When time-varying current flows through the coils 131, 132, 133 and 134 wound on the slots 121, 122, 123 and 124, the slots 121, 122, 123 and 124 are magnetized to form magnetic poles.

The cylinder rod 140 is formed by layering a silicon steel sheet, for example, of aluminum material, which is a non-magnetic material.

It can be made easily with aluminum casting without separate wires or coils (or permanent magnets) in the cylinder rod, so there is less trouble and high reliability

Since the cylinder rod 140 is formed by laminating the laminated silicon steel sheet and the silicon steel sheet with the aluminum material, magnetic poles which are opposite to each other (attraction force) are formed by the principle of the magnetic induction (eddy current) Magnetic interaction with the magnetic force, so that it can rotate up and down and rotate in the forward and reverse directions.

The cylinder rod 140 has a plurality of core rods embedded therein along the longitudinal direction. This is to enhance the interacting force (electromagnetic interaction) with the induction magnetic force induced in the coil.

The application of current to the coils 131, 132, 133, and 134 is performed by the control of the first control unit 162 and the switching operation of the first switching unit 163, which will be described later.

Now, a method of overlapping winding will be described with a specific example.

For example, if there are N slots in the horizontal direction and M slots in the vertical direction, there are a total of N * M slots. Here, an example of 4 * 4 slots will be described.

3, the four slots 121a, 121b, 121c, 121d and 121e are formed in the first slot 121 in one direction (clockwise) in the first slot 121 in the horizontal direction, And a second slot 122 in the horizontal direction is referred to as a second slot 122. In the second slot 122, four slots 122a, 122b, 122c, 122d, and 122e are illustrated.

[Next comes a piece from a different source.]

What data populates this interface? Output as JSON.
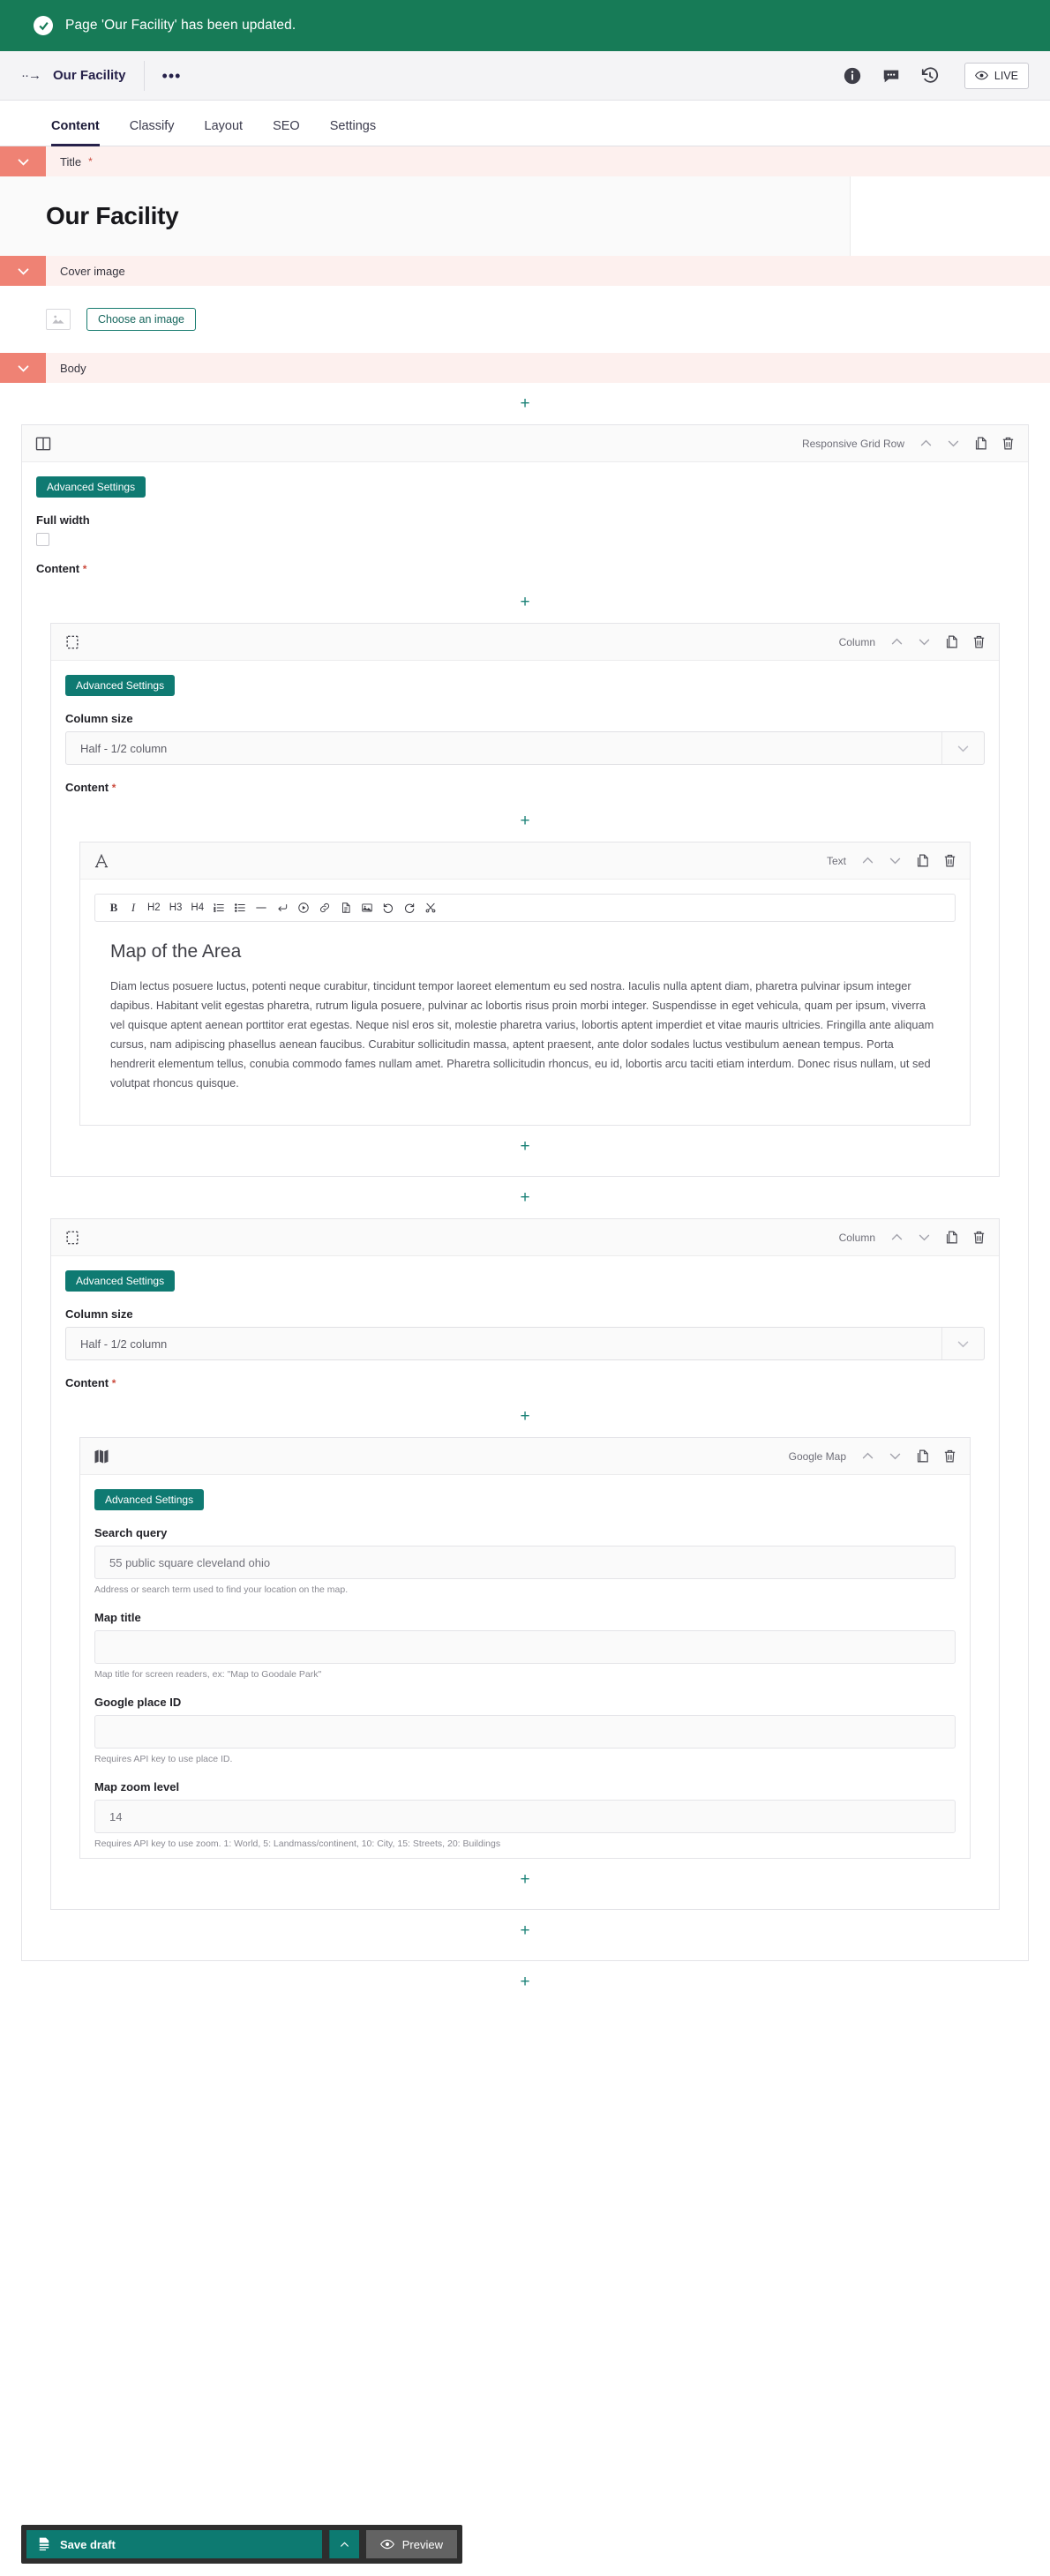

In the third slot 123, four slots 123a, 123b, 123c, 123d and 123e are illustrated in the third slot 123, and a fourth slot 123b in the horizontal direction Four slots 124a, 124b, 124c, 124d, and 124e are illustrated in the fourth slot 124, when a slot in the row is referred to as a fourth slot 124. [

Now, a method of winding the coils on the slots 121, 122, 123, 124, and 125 will be described in detail by way of example.

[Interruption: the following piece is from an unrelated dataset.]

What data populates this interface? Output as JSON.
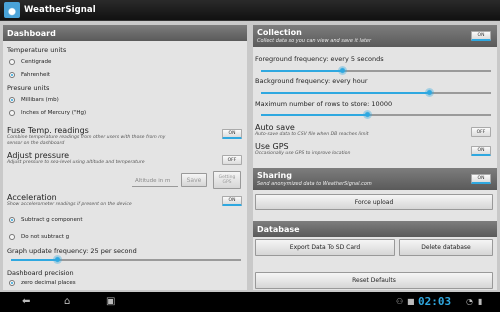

First, a method of winding in a horizontal direction in an overlapping manner will be described as an example.

As shown in FIGS. 1, 2 and 4, the first slots 121a and 121b and the second slots 122a and 122b of the first and second rows are wound with a first coil 131a The first and second slots 121b and 121c and the second slots 122b and 122c of the second and third rows are wound with the first and second coils 131b and 131b, 121d and the second slots 122c and 122d with the first to third coils 131c and the first and second slots 121d and 121e and the second slots 122d and 122e of the fourth and fifth rows And wound by the first to fourth coil 131d.

The coils are wound in a superimposed manner in the vertical and horizontal directions again in the state of being wound up in the horizontal direction in the above-described manner.

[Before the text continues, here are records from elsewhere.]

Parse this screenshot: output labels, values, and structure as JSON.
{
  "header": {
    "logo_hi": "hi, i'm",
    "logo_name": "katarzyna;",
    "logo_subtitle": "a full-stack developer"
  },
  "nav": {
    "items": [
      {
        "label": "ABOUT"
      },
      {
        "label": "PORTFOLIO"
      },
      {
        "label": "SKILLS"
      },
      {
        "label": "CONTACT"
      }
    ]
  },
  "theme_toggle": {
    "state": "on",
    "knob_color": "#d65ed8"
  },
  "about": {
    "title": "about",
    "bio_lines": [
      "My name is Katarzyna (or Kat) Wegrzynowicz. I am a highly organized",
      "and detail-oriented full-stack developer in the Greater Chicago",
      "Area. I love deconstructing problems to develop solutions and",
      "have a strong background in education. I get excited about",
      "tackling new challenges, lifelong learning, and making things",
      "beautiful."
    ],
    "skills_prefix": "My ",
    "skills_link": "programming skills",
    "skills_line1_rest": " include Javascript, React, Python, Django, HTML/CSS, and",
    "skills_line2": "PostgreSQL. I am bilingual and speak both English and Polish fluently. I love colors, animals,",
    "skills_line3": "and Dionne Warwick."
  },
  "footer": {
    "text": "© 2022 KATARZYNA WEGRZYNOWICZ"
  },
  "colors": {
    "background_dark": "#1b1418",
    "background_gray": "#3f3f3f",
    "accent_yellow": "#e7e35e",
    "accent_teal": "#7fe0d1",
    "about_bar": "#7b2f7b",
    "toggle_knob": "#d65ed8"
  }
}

As shown in FIGS. 1, 2 and 4, the second slots 122a and 122b and the third slots 123a and 123b of the first and second rows are wound by the second coil 1 132a Second coils 132b with respect to the second and third slots 122b and 122c and third slots 123b and 123c and the second and third slots 122c and 122c of the third and fourth rows, The second slots 122d and 122e and the third slots 123d and 123e of the fourth and fifth rows are wound around the third and fourth slots 123a and 122d and the third slots 123c and 123d with the second and third coils 132c, And wound by the 2-4 coil 132d.

Likewise, the third and fourth slots 123a and 123b of the first and second columns are wound by the third coil 133a and the third slot 123b of the second and third columns are wound around the third slot 123a, Coil 123b and the third slots 123c and 123d and the fourth slots 124c and 124d are wound on the third and fourth coils 133b and 123c and the fourth slots 124b and 124c, And the third slots 123d and 123e and the fourth slots 124d and 124e of the fourth and fifth rows are wound on the third to fourth coils 133d and 133d.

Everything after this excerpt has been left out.